Data augmentation utilizes the meaning of a sentence and produces a sentence with the same different syntax but the same semantics. Data augmentation can be approached using back translation, random shuffling of words within sentences, synonym word replacement, and others.
This section employs the back translation technique; However, this approach is computationally expensive as it involves translating a huge amount of content to another language and back to the same language. This increases the load on the model and results in a time-consuming process. Hence, the threshold is selected to decide the number of samples to be given for back-translation. The diagram below is a pictorial view of the proposed process.
Back translation of entire content is computationally expensive and infeasible for the task on hand. Hence, a partial back translation approach has been introduced within this section. The algorithm above explains the steps taken to balance the minority class by increasing the instances using a combination of oversampling along with back-translation.
After creating the word embedding/vector representation of the content for each instance, K-Means clustering is applied where K is decided based on silhouette analysis of minority classes. After the clusters have been created, a random vector is chosen from each cluster that will be subjected to the partial back-translation technique.

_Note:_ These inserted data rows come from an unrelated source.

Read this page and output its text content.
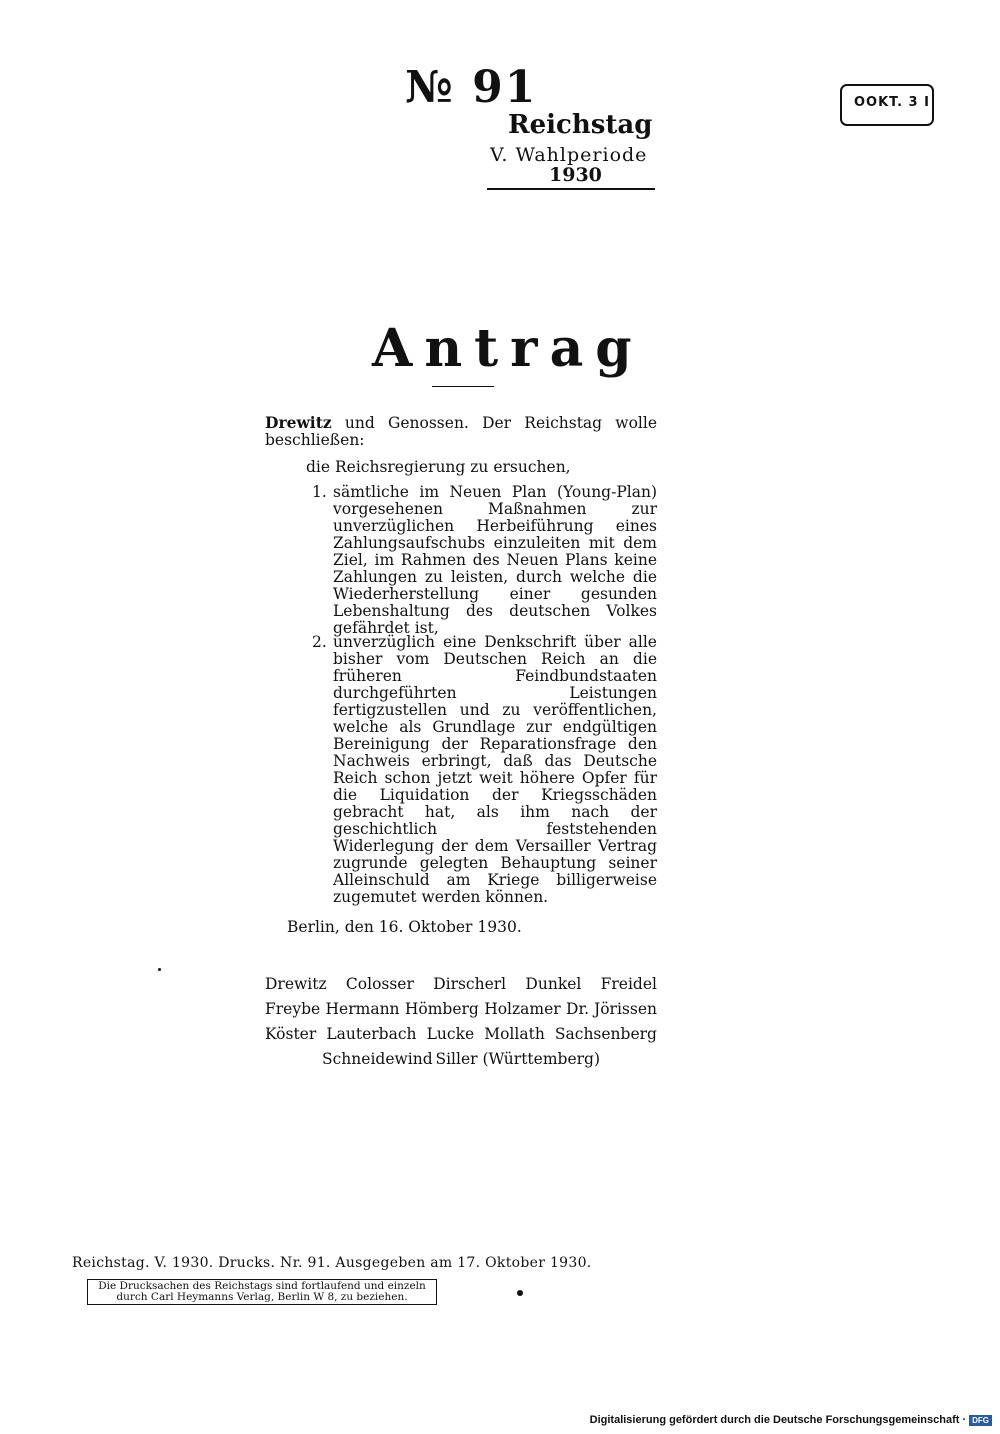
№ 91
Reichstag
V. Wahlperiode
1930
OOKT. 3 I
Antrag
Drewitz und Genossen. Der Reichstag wolle beschließen:
die Reichsregierung zu ersuchen,
1. sämtliche im Neuen Plan (Young-Plan) vorgesehenen Maßnahmen zur unverzüglichen Herbeiführung eines Zahlungsaufschubs einzuleiten mit dem Ziel, im Rahmen des Neuen Plans keine Zahlungen zu leisten, durch welche die Wiederherstellung einer gesunden Lebenshaltung des deutschen Volkes gefährdet ist,
2. unverzüglich eine Denkschrift über alle bisher vom Deutschen Reich an die früheren Feindbundstaaten durchgeführten Leistungen fertigzustellen und zu veröffentlichen, welche als Grundlage zur endgültigen Bereinigung der Reparationsfrage den Nachweis erbringt, daß das Deutsche Reich schon jetzt weit höhere Opfer für die Liquidation der Kriegsschäden gebracht hat, als ihm nach der geschichtlich feststehenden Widerlegung der dem Versailler Vertrag zugrunde gelegten Behauptung seiner Alleinschuld am Kriege billigerweise zugemutet werden können.
Berlin, den 16. Oktober 1930.
Drewitz Colosser Dirscherl Dunkel Freidel
Freybe Hermann Hömberg Holzamer Dr. Jörissen
Köster Lauterbach Lucke Mollath Sachsenberg
Schneidewind Siller (Württemberg)
Reichstag. V. 1930. Drucks. Nr. 91. Ausgegeben am 17. Oktober 1930.
Die Drucksachen des Reichstags sind fortlaufend und einzeln
durch Carl Heymanns Verlag, Berlin W 8, zu beziehen.
Digitalisierung gefördert durch die Deutsche Forschungsgemeinschaft · DFG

First, we will split the data instances into odd and even instances. For odd instances, T number of instances among them will be subjected to the back translation technique while size(odd) - T will be subjected to direct duplication Q times. Along with this, the even instance will be subjected to direct duplication R times.

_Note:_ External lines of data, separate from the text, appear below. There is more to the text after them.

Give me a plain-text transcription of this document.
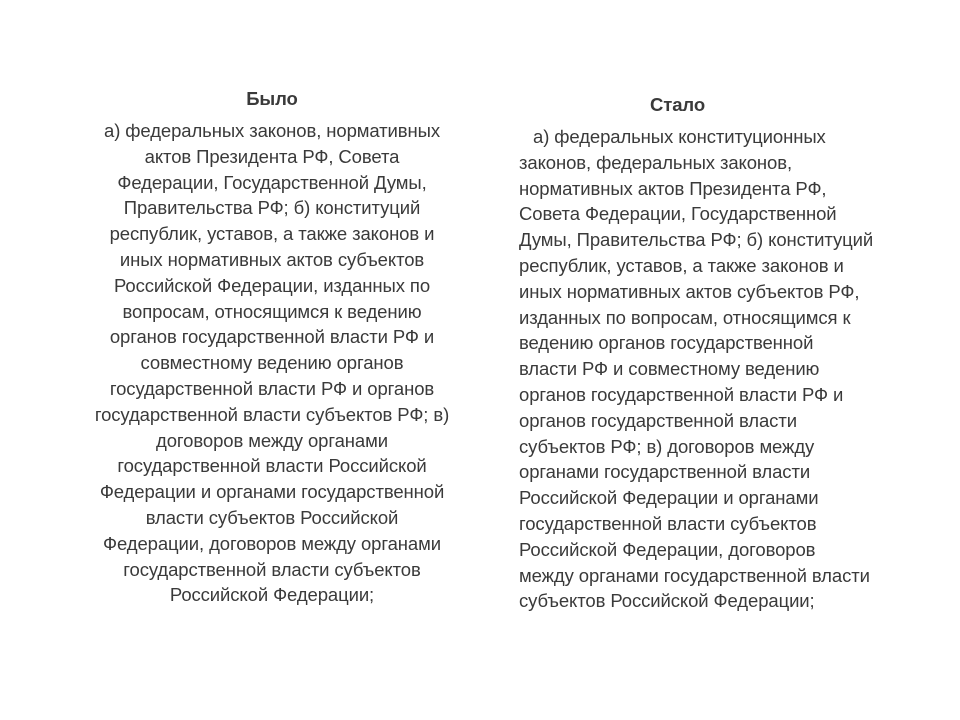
Было
а) федеральных законов, нормативных
актов Президента РФ, Совета
Федерации, Государственной Думы,
Правительства РФ; б) конституций
республик, уставов, а также законов и
иных нормативных актов субъектов
Российской Федерации, изданных по
вопросам, относящимся к ведению
органов государственной власти РФ и
совместному ведению органов
государственной власти РФ и органов
государственной власти субъектов РФ; в)
договоров между органами
государственной власти Российской
Федерации и органами государственной
власти субъектов Российской
Федерации, договоров между органами
государственной власти субъектов
Российской Федерации;
Стало
а) федеральных конституционных
законов, федеральных законов,
нормативных актов Президента РФ,
Совета Федерации, Государственной
Думы, Правительства РФ; б) конституций
республик, уставов, а также законов и
иных нормативных актов субъектов РФ,
изданных по вопросам, относящимся к
ведению органов государственной
власти РФ и совместному ведению
органов государственной власти РФ и
органов государственной власти
субъектов РФ; в) договоров между
органами государственной власти
Российской Федерации и органами
государственной власти субъектов
Российской Федерации, договоров
между органами государственной власти
субъектов Российской Федерации;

The back translate function takes in the parameter the content and sentence S. The back-translation is applied to the first S sentences of the content. The translated content is then subjected to back translation and this continues a P number of times. P, Q, and R are dependent upon the imbalance ratio.

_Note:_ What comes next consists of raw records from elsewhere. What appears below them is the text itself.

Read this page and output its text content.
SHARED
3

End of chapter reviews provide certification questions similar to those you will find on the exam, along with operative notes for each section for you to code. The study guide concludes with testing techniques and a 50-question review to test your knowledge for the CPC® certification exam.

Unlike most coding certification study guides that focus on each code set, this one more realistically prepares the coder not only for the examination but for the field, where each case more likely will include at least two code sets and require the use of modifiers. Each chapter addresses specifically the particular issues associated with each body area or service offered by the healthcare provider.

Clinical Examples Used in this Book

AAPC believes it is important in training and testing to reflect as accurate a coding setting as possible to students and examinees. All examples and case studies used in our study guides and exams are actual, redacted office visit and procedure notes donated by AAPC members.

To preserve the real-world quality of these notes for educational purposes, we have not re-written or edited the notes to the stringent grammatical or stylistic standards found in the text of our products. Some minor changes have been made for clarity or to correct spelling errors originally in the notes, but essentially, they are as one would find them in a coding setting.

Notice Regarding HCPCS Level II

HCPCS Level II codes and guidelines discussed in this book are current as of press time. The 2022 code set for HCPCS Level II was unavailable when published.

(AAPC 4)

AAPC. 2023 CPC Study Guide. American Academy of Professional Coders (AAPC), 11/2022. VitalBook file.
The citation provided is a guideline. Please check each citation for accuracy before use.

3.3 Data Augmentation using Synonym Word Replacement
Within the previous approach of sampling using clustering, K representative vectors are chosen. Oversampling had been applied directly to this vector to remove the imbalance. An intuitive approach is to incorporate data augmentation techniques over direct duplication. Within section 3.2, data augmentation using partial back translation has been explained. This section employs the synonym word replacement technique where random words from the content are replaced with their synonyms.
After creating the word embedding/vector representation of the content for each instance, K-Means clustering is applied where K is decided based on silhouette analysis of minority classes. After the clusters have been created, a random vector is chosen from each cluster that will be subjected to the synonym word replacement technique. Within this technique, the first 20 random indexes for the content are generated followed by which the synonyms of the specific word at the chosen indexes are collected. From the list of synonyms, the first synonym is chosen and replaces the word within the content. The new content is then subjected to this function and the process repeats N number of times.
In this manner, for a particular representative cluster N contents are produced using synonym word replacement and are repeated K times giving us K*N new instances. These newly created instances are introduced to the original minority instances thus resolving the balance.